Certain.es collègues en pâtissent jusque dans leur sommeil. L’avenir incertain pour beaucoup d’entre nous avec les fermetures de services et de sites, les regroupements en pôles, les suppressions de missions, ont installé une ambiance morose, limite dépressive. Moi je suis syndiquée à la CGT, et j’y milite activement, c’est ma bulle d’air. Mais il m’est arrivé l’an dernier de péter les plombs, claquer les portes, et de m’engueuler avec des collègues. J’ai pris du recul grâce aux camarades du chsct (on a encore la chance d’en avoir un), mais j’avoue que désormais c’est devenu purement alimentaire alors que j’étais fière de travailler au service de l’État et de participer à recouvrer les recettes si nécessaires pour le fonctionnement de nos services publics et donc à mes concitoyen.nes.
Je suis rentrée dans la fonction publique à 22 ans et pensait partir en cessation progressive d’activité à 58 ans et en retraite à 60 ans. Mais là il me faudra attendre 64 ans voir 65 ans pour une retraite sans décote et les jeunes quand vont ils rentrer dans le monde du travail ? Quel sera l’avenir pour mes futurs petits enfants ? j’ai un salaire correct après 35 ans dans la fonction publique mais insuffisant au regard de ma qualification acquise, et je dois quand même faire attention à mes dépenses. Après avoir élevé mes enfants, j’aimerai pouvoir me lâcher un peu et arrêter de compter tous les mois pour ne pas être dans le rouge à la banque.

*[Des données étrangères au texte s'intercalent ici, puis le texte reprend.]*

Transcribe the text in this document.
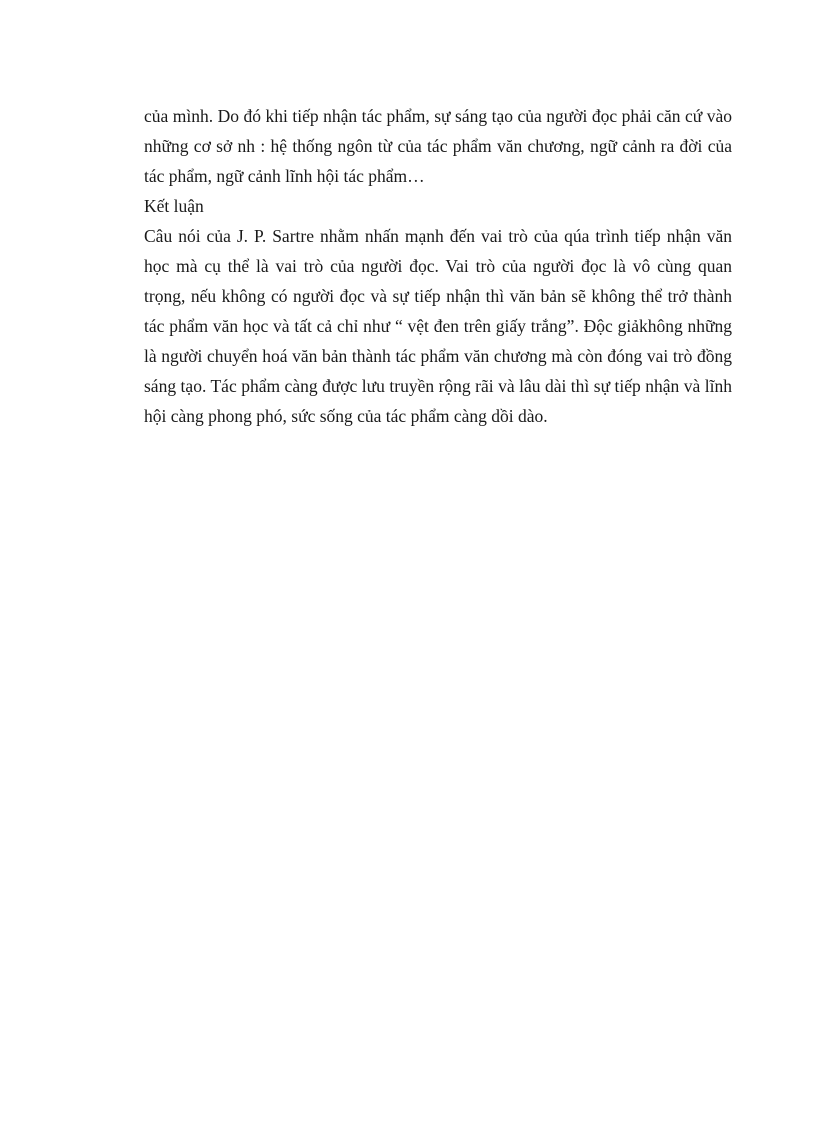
của mình. Do đó khi tiếp nhận tác phẩm, sự sáng tạo của người đọc phải căn cứ vào những cơ sở nh : hệ thống ngôn từ của tác phẩm văn chương, ngữ cảnh ra đời của tác phẩm, ngữ cảnh lĩnh hội tác phẩm…

Kết luận

Câu nói của J. P. Sartre nhằm nhấn mạnh đến vai trò của qúa trình tiếp nhận văn học mà cụ thể là vai trò của người đọc. Vai trò của người đọc là vô cùng quan trọng, nếu không có người đọc và sự tiếp nhận thì văn bản sẽ không thể trở thành tác phẩm văn học và tất cả chỉ như “ vệt đen trên giấy trắng”. Độc giảkhông những là người chuyển hoá văn bản thành tác phẩm văn chương mà còn đóng vai trò đồng sáng tạo. Tác phẩm càng được lưu truyền rộng rãi và lâu dài thì sự tiếp nhận và lĩnh hội càng phong phó, sức sống của tác phẩm càng dồi dào.
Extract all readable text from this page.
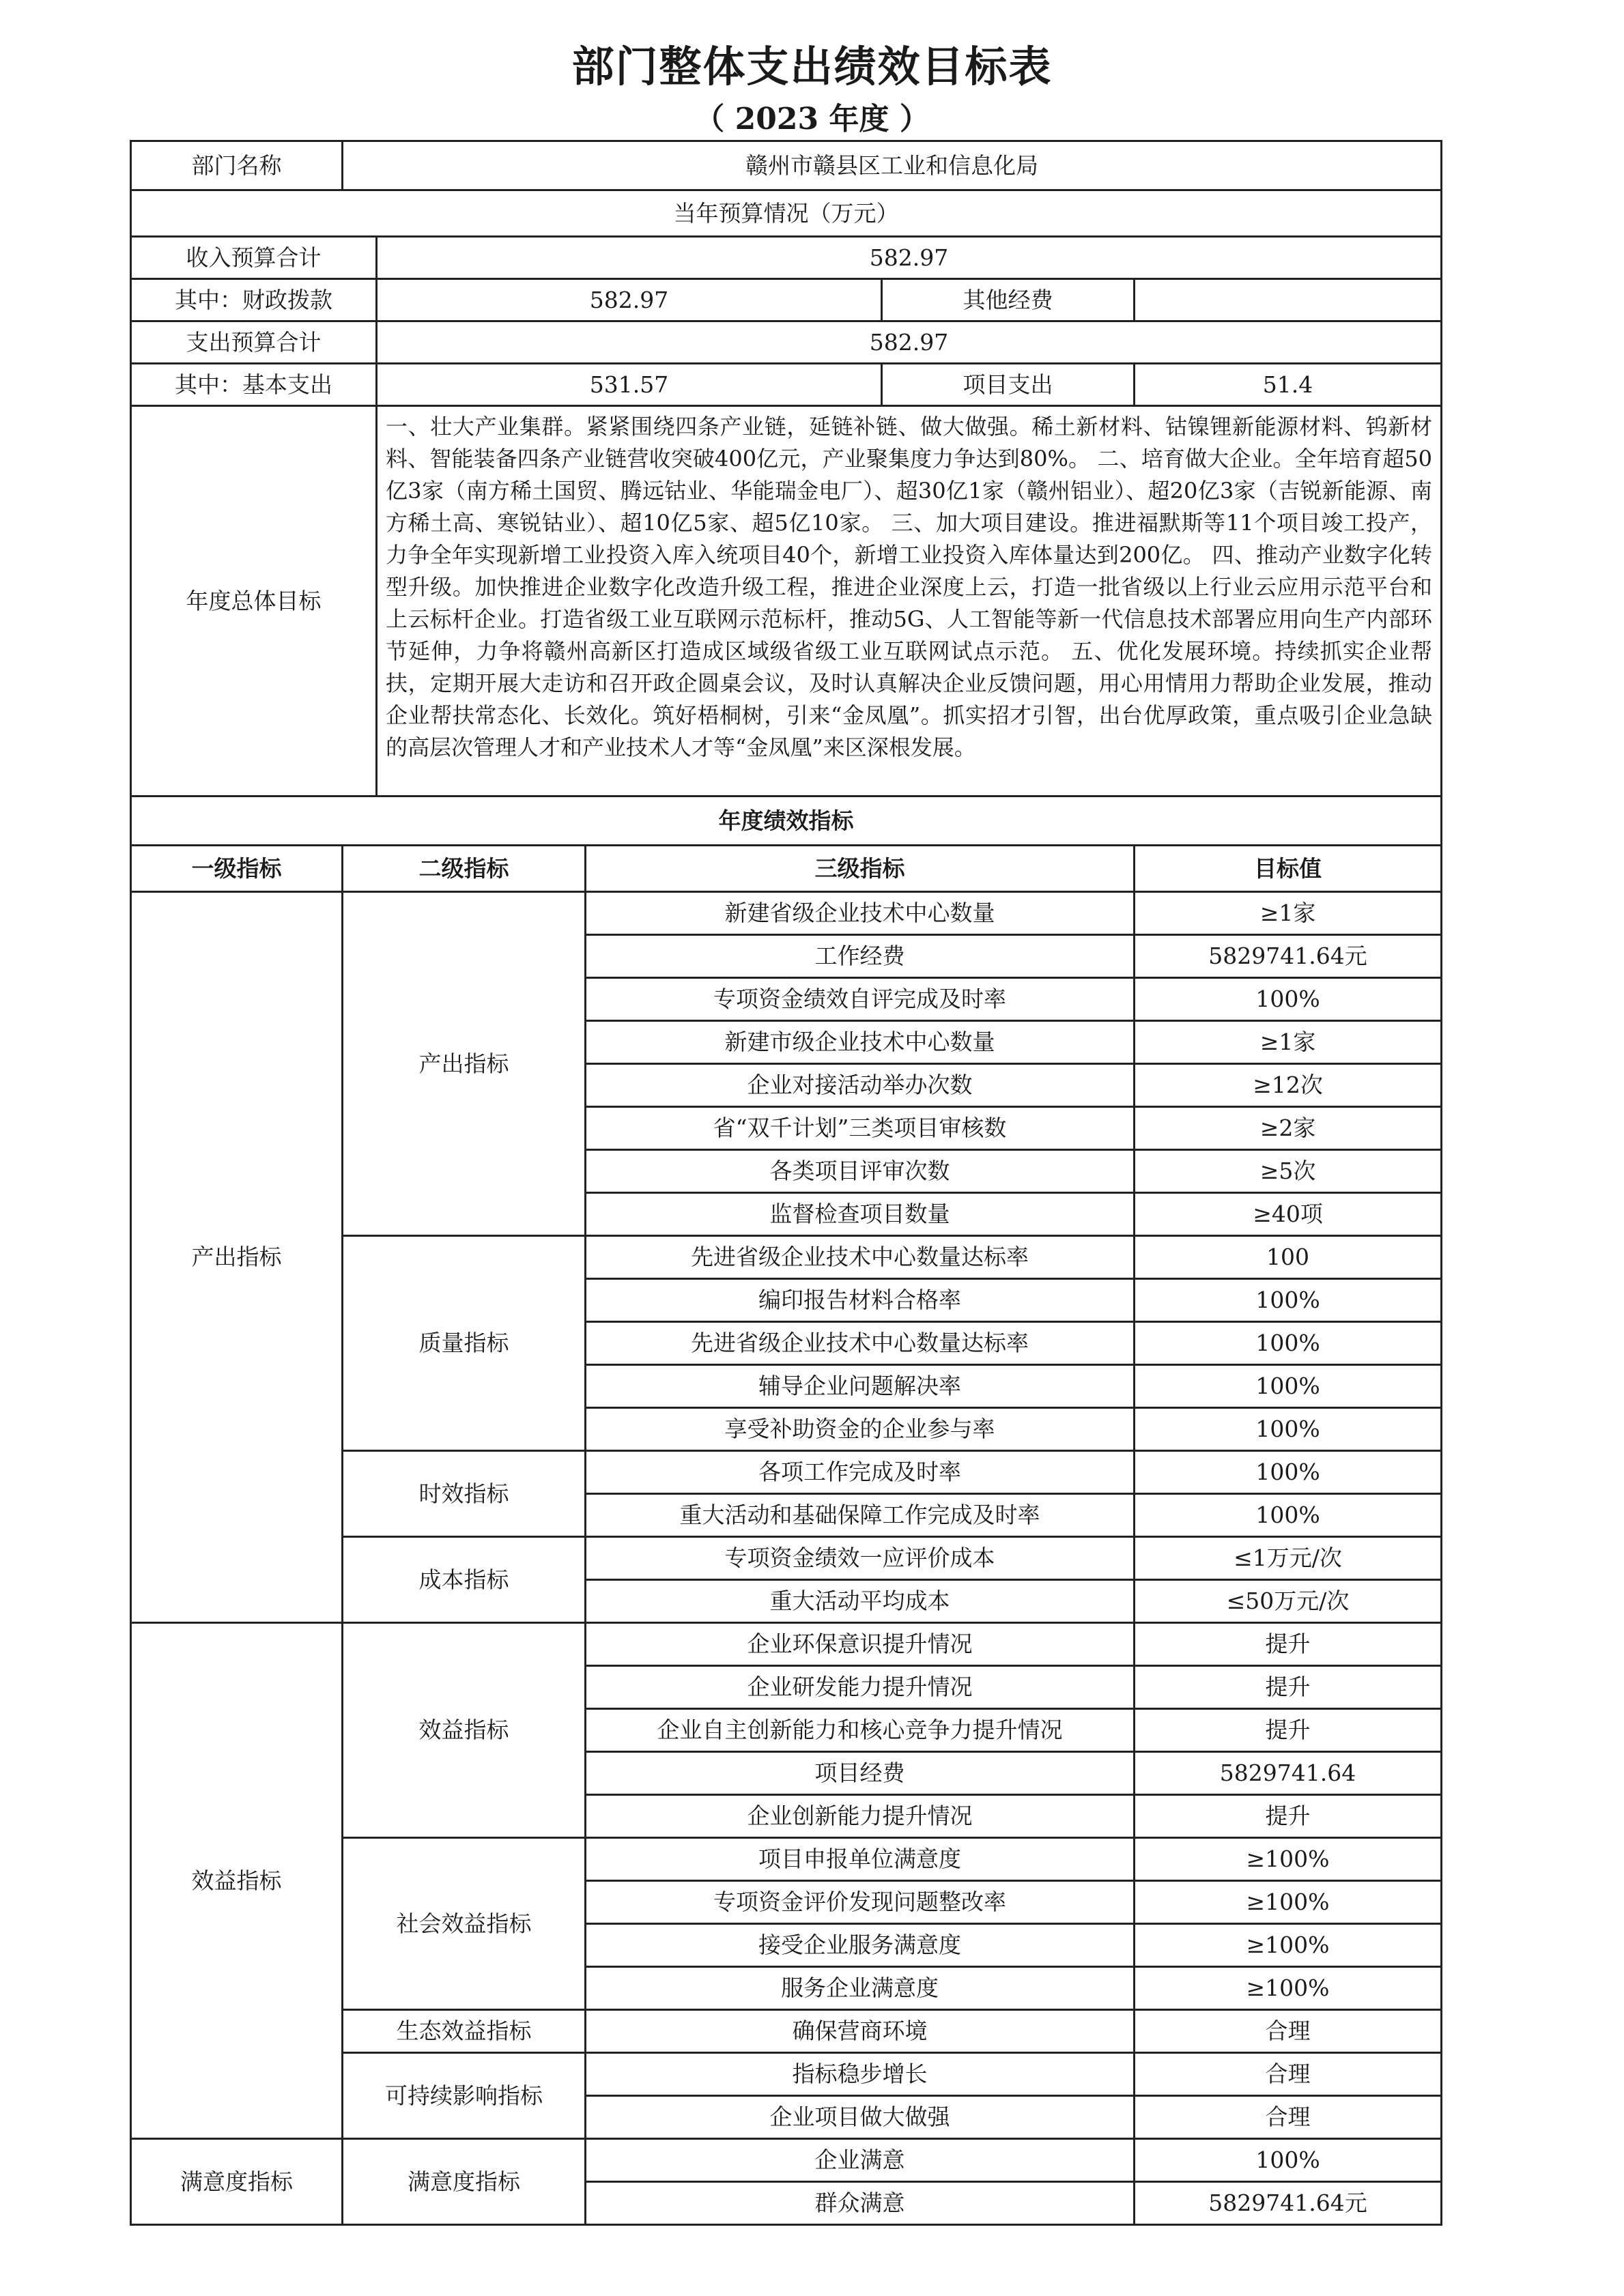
部门整体支出绩效目标表
（ 2023 年度 ）
部门名称	赣州市赣县区工业和信息化局				
当年预算情况（万元）					
收入预算合计		582.97			
其中：财政拨款		582.97		其他经费	
支出预算合计		582.97			
其中：基本支出		531.57		项目支出	51.4
年度总体目标		一、壮大产业集群。紧紧围绕四条产业链，延链补链、做大做强。稀土新材料、钴镍锂新能源材料、钨新材料、智能装备四条产业链营收突破400亿元，产业聚集度力争达到80%。 二、培育做大企业。全年培育超50亿3家（南方稀土国贸、腾远钴业、华能瑞金电厂）、超30亿1家（赣州铝业）、超20亿3家（吉锐新能源、南方稀土高、寒锐钴业）、超10亿5家、超5亿10家。 三、加大项目建设。推进福默斯等11个项目竣工投产，力争全年实现新增工业投资入库入统项目40个，新增工业投资入库体量达到200亿。 四、推动产业数字化转型升级。加快推进企业数字化改造升级工程，推进企业深度上云，打造一批省级以上行业云应用示范平台和上云标杆企业。打造省级工业互联网示范标杆，推动5G、人工智能等新一代信息技术部署应用向生产内部环节延伸，力争将赣州高新区打造成区域级省级工业互联网试点示范。 五、优化发展环境。持续抓实企业帮扶，定期开展大走访和召开政企圆桌会议，及时认真解决企业反馈问题，用心用情用力帮助企业发展，推动企业帮扶常态化、长效化。筑好梧桐树，引来“金凤凰”。抓实招才引智，出台优厚政策，重点吸引企业急缺的高层次管理人才和产业技术人才等“金凤凰”来区深根发展。			
年度绩效指标					
一级指标	二级指标		三级指标		目标值
产出指标	产出指标		新建省级企业技术中心数量		≥1家
			工作经费		5829741.64元
			专项资金绩效自评完成及时率		100%
			新建市级企业技术中心数量		≥1家
			企业对接活动举办次数		≥12次
			省“双千计划”三类项目审核数		≥2家
			各类项目评审次数		≥5次
			监督检查项目数量		≥40项
	质量指标		先进省级企业技术中心数量达标率		100
			编印报告材料合格率		100%
			先进省级企业技术中心数量达标率		100%
			辅导企业问题解决率		100%
			享受补助资金的企业参与率		100%
	时效指标		各项工作完成及时率		100%
			重大活动和基础保障工作完成及时率		100%
	成本指标		专项资金绩效一应评价成本		≤1万元/次
			重大活动平均成本		≤50万元/次
效益指标	效益指标		企业环保意识提升情况		提升
			企业研发能力提升情况		提升
			企业自主创新能力和核心竞争力提升情况		提升
			项目经费		5829741.64
			企业创新能力提升情况		提升
	社会效益指标		项目申报单位满意度		≥100%
			专项资金评价发现问题整改率		≥100%
			接受企业服务满意度		≥100%
			服务企业满意度		≥100%
	生态效益指标		确保营商环境		合理
	可持续影响指标		指标稳步增长		合理
			企业项目做大做强		合理
满意度指标	满意度指标		企业满意		100%
			群众满意		5829741.64元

Mais comment oser se plaindre quand on voit la situation catastrophique dans les hôpitaux ou l’Éducation nationale par exemple, les familles qui vivent sous le seuil de pauvreté, les précaires et les sans emplois que ce gouvernement fustige honteusement ! Notre pays est riche, il suffit d’avoir une fiscalité juste (chacun contribue en fonction de ses moyens), un revenu minimum décent, du travail pour tous (vive les 32h) et qu’on arrête les cadeaux fiscaux aux riches, aux grosses entreprises.